The first approach uses a correlated subquery to unnest the offer_validity on the fly.

WITH orders AS 

(
  SELECT 1 AS product_id, '2021-01-01' AS order_date
  UNION ALL
  SELECT 1 AS product_id, '2021-03-01' AS order_date
  UNION ALL
  SELECT 2 AS product_id, '2022-01-01' AS order_date
),

offers AS (

SELECT 

1 AS product_id, 
[ STRUCT('2021-01-01' as offer_start, '2021-01-10' AS offer_end) ,
  STRUCT('2022-02-01' as offer_start, '2022-02-10' AS offer_end)   
] AS offer_validity

)

SELECT product_id, order_date,
EXISTS(SELECT 1 FROM UNNEST(offer_validity) AS offer WHERE order_date BETWEEN offer.offer_start and offer.offer_end) AS had_offer
FROM orders
LEFT JOIN offers USING (product_id)

The second approach UNNESTS the offer_validity in the result

WITH orders AS 

(
  SELECT 1 AS product_id, '2021-01-01' AS order_date
  UNION ALL
  SELECT 1 AS product_id, '2021-03-01' AS order_date
  UNION ALL
  SELECT 2 AS product_id, '2022-01-01' AS order_date
),

offers AS (

SELECT 

1 AS product_id, 
[ STRUCT('2021-01-01' as offer_start, '2021-01-10' AS offer_end) ,
  STRUCT('2022-02-01' as offer_start, '2022-02-10' AS offer_end)   
] AS offer_validity

)

SELECT product_id, order_date, IFNULL(LOGICAL_OR(order_date BETWEEN offer_start AND offer_end),FALSE) AS has_had_offer

FROM orders

LEFT JOIN offers USING (product_id)

LEFT JOIN UNNEST(offer_validity) AS offer

GROUP BY product_id, order_date

Here's how their performance compares:

Correlated Subquery:

Without correlated subquery.

While the results with this scale might look similar, the benchmark when working with a significant amount of data might be very different, hence the need to compare multiple approaches and their performance.

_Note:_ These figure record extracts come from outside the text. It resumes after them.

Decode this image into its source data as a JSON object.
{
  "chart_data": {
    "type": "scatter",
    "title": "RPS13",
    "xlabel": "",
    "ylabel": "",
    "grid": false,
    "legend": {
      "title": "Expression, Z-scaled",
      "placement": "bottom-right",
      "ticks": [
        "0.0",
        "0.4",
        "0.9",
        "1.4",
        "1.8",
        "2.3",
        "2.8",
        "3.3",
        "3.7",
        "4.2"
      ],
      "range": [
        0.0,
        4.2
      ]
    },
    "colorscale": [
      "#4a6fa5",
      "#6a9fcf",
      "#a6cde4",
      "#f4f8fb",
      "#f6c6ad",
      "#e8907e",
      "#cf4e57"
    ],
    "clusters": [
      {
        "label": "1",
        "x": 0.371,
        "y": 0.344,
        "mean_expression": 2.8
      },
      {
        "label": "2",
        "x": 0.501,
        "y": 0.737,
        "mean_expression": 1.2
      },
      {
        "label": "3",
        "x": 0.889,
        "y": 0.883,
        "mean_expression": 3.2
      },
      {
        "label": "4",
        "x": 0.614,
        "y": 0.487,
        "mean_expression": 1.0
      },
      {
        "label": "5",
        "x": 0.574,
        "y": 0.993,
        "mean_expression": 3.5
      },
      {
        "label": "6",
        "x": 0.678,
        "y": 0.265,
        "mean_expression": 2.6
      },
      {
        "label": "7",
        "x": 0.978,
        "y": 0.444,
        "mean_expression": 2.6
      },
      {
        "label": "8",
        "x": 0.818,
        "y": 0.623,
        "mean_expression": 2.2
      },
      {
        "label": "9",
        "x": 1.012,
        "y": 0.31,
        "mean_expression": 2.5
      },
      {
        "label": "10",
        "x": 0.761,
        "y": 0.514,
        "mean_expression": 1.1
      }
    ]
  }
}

It's also worth pointing out that using correlated subqueries, especially complex ones, makes the query less readable and harder to understand for other team members.

Conclusion

In conclusion, keep correlated subqueries as part of your toolbox but use them sparingly, based on the situation and compare them with other approaches to pick the best way to go forward.